Crypto exchange Coinbase receives full Singapore licence
SINGAPORE – The largest cryptocurrency exchange in the United States, Coinbase, has received a full Singapore licence to offer more digital asset payment services here.
The granting of the full major payment institution licence under the Payment Services Act comes about a year after the firm received an in-principle approval from the Monetary Authority of Singapore (MAS). It joins more than a dozen firms which are licensed to offer digital payment token services in the Republic.
In a statement on Monday, the firm said the full licence allows it to offer enhanced services to both individuals and institutions.

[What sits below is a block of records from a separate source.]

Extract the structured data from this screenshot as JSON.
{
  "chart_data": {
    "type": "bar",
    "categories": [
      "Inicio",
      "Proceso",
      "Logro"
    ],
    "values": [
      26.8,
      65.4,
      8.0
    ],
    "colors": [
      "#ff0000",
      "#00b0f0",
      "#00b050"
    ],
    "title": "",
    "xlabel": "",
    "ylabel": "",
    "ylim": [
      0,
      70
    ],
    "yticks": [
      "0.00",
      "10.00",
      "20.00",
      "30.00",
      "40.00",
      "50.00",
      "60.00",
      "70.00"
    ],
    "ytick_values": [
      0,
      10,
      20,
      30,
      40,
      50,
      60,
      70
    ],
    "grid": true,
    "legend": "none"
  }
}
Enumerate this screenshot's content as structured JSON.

Currently, it provides trading and staking services. Staking is the process where users’ digital tokens are locked up for a certain period to validate transactions on the blockchain, earning them more tokens as a reward.
Mr Hassan Ahmed, the country director of Coinbase Singapore, previously told The Straits Times that the Singapore team comprises “close to 100 people”, including product managers, engineers, business development, compliance and legal.

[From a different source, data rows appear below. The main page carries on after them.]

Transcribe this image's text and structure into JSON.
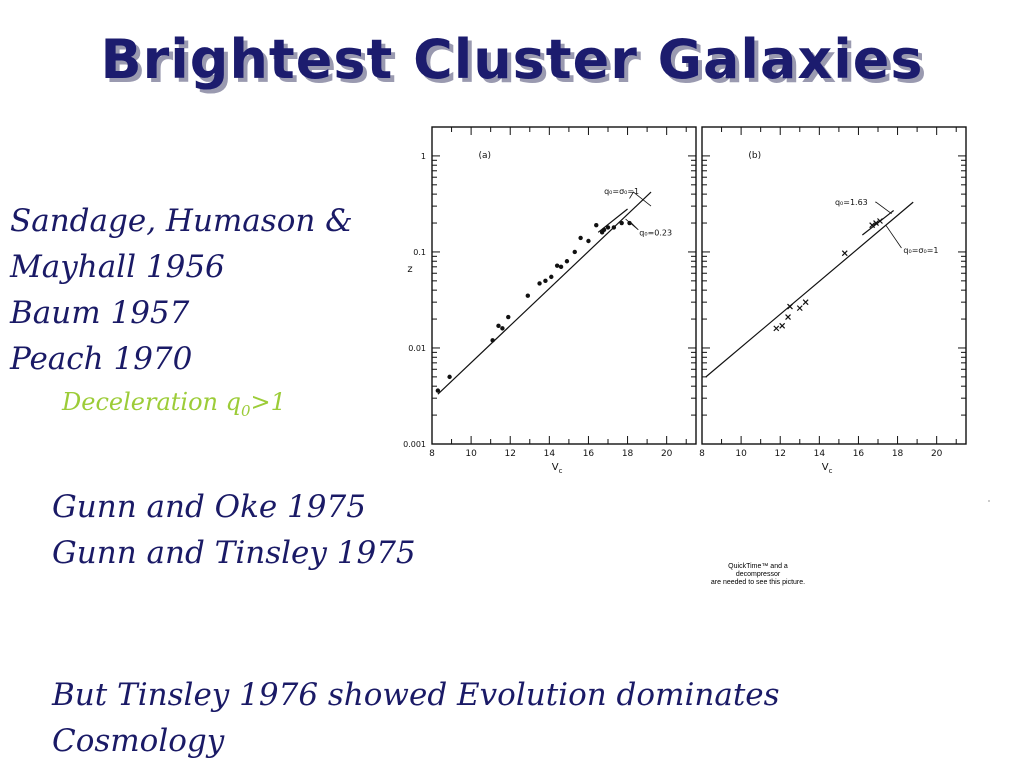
{
  "slide": {
    "title": "Brightest Cluster Galaxies",
    "refs": [
      "Sandage, Humason &",
      "Mayhall 1956",
      "Baum 1957",
      "Peach 1970"
    ],
    "deceleration": {
      "prefix": "Deceleration  q",
      "sub": "0",
      "suffix": ">1"
    },
    "gunn": [
      "Gunn and Oke 1975",
      "Gunn and Tinsley 1975"
    ],
    "tinsley": [
      "But Tinsley 1976 showed Evolution dominates",
      "Cosmology"
    ],
    "quicktime_notice": [
      "QuickTime™ and a",
      "decompressor",
      "are needed to see this picture."
    ]
  },
  "chart_data": [
    {
      "type": "scatter",
      "panel_label": "(a)",
      "xlabel": "V",
      "xlabel_sub": "c",
      "ylabel": "z",
      "x_scale": "linear",
      "y_scale": "log",
      "xlim": [
        8,
        21.5
      ],
      "ylim": [
        0.001,
        2
      ],
      "x_ticks": [
        8,
        10,
        12,
        14,
        16,
        18,
        20
      ],
      "y_ticks": [
        {
          "value": 0.001,
          "label": "0.001"
        },
        {
          "value": 0.01,
          "label": "0.01"
        },
        {
          "value": 0.1,
          "label": "0.1"
        },
        {
          "value": 1,
          "label": "1"
        }
      ],
      "marker": "dot",
      "points": [
        [
          8.3,
          0.0036
        ],
        [
          8.9,
          0.005
        ],
        [
          11.1,
          0.012
        ],
        [
          11.4,
          0.017
        ],
        [
          11.6,
          0.016
        ],
        [
          11.9,
          0.021
        ],
        [
          12.9,
          0.035
        ],
        [
          13.5,
          0.047
        ],
        [
          13.8,
          0.05
        ],
        [
          14.1,
          0.055
        ],
        [
          14.4,
          0.072
        ],
        [
          14.6,
          0.07
        ],
        [
          14.9,
          0.08
        ],
        [
          15.3,
          0.1
        ],
        [
          15.6,
          0.14
        ],
        [
          16.0,
          0.13
        ],
        [
          16.4,
          0.19
        ],
        [
          16.7,
          0.16
        ],
        [
          16.8,
          0.17
        ],
        [
          17.0,
          0.18
        ],
        [
          17.3,
          0.18
        ],
        [
          17.7,
          0.2
        ],
        [
          18.1,
          0.2
        ]
      ],
      "series": [
        {
          "name": "q₀=σ₀=1",
          "x": [
            8.3,
            19.2
          ],
          "y": [
            0.0033,
            0.42
          ]
        },
        {
          "name": "q₀=0.23",
          "x": [
            16.5,
            18.0
          ],
          "y": [
            0.16,
            0.28
          ]
        }
      ]
    },
    {
      "type": "scatter",
      "panel_label": "(b)",
      "xlabel": "V",
      "xlabel_sub": "c",
      "x_scale": "linear",
      "y_scale": "log",
      "xlim": [
        8,
        21.5
      ],
      "ylim": [
        0.001,
        2
      ],
      "x_ticks": [
        8,
        10,
        12,
        14,
        16,
        18,
        20
      ],
      "marker": "x",
      "points": [
        [
          11.8,
          0.016
        ],
        [
          12.1,
          0.017
        ],
        [
          12.4,
          0.021
        ],
        [
          12.5,
          0.027
        ],
        [
          13.0,
          0.026
        ],
        [
          13.3,
          0.03
        ],
        [
          15.3,
          0.097
        ],
        [
          16.7,
          0.19
        ],
        [
          16.9,
          0.2
        ],
        [
          17.1,
          0.21
        ]
      ],
      "series": [
        {
          "name": "q₀=1.63",
          "x": [
            8.2,
            18.8
          ],
          "y": [
            0.005,
            0.33
          ]
        },
        {
          "name": "q₀=σ₀=1",
          "x": [
            16.2,
            17.8
          ],
          "y": [
            0.15,
            0.27
          ]
        }
      ]
    }
  ]
}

In the statement on Monday, he said Singapore’s progressive stance towards crypto and its robust Web3 ecosystem with more than 700 Web3 companies makes it a natural fit for the company.

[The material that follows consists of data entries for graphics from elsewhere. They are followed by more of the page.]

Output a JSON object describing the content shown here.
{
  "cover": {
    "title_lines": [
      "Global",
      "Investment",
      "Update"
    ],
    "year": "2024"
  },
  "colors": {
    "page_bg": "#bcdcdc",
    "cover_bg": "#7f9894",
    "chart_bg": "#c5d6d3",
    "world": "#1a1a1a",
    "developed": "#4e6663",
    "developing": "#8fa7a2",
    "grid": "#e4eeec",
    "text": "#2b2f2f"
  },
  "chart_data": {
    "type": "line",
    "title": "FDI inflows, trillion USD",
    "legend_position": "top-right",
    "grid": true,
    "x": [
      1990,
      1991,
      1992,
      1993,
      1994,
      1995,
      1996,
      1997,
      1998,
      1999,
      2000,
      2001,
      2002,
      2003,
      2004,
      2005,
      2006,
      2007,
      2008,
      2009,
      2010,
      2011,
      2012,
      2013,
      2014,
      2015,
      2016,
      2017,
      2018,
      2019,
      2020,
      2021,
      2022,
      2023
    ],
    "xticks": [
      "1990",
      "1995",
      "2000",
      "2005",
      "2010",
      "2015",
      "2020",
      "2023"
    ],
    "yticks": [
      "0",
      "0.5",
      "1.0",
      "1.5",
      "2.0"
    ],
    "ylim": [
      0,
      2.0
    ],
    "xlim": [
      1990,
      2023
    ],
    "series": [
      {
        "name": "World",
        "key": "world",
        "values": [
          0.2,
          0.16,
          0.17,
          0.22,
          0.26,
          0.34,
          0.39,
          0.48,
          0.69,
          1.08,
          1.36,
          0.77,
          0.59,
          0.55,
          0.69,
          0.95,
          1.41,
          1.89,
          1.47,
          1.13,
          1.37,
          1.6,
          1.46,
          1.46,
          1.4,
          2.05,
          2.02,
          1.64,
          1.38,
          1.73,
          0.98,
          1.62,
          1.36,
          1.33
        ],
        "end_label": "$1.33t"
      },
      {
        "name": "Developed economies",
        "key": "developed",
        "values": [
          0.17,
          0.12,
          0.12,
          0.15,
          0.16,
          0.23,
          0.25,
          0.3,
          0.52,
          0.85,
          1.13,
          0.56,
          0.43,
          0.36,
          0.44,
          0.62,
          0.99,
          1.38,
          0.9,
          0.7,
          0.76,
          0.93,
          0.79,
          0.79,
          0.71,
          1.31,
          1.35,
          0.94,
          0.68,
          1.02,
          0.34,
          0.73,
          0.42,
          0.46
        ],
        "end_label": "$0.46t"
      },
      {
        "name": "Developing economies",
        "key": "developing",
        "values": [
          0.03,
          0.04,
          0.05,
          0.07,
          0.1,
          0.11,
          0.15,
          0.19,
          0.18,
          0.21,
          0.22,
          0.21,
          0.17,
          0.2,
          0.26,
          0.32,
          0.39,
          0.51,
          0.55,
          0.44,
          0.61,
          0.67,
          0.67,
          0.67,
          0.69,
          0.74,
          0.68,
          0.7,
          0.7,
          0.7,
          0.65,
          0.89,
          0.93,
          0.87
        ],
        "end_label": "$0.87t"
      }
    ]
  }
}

Mr Ahmed added that the firm’s survey in May indicates that 25 per cent of surveyed Singaporeans view crypto as the future of finance, and 32 per cent have or have had some form of crypto asset ownership.
The exchange said it introduced earlier this year convenient funding options – including PayNow and FAST bank transfers – alongside the SingPass onboarding system, in response to local demand.
Its Asia Pacific technology hub is located in Singapore, and it has invested in over 15 Web3 start-ups based here through its investment arm Coinbase Ventures.
In August, Coinbase announced in filings that its second-quarter loss narrowed and revenue exceeded estimates.
Its Q2 net loss – the sixth straight quarterly loss – was down to US$97 million (S$130 million) from a record US$1.1 billion a year earlier.
Revenue in Q2 declined 12 per cent to US$707.9 million, beating the estimate of US$631.2 million.
Even so, the shares have more than doubled in 2023.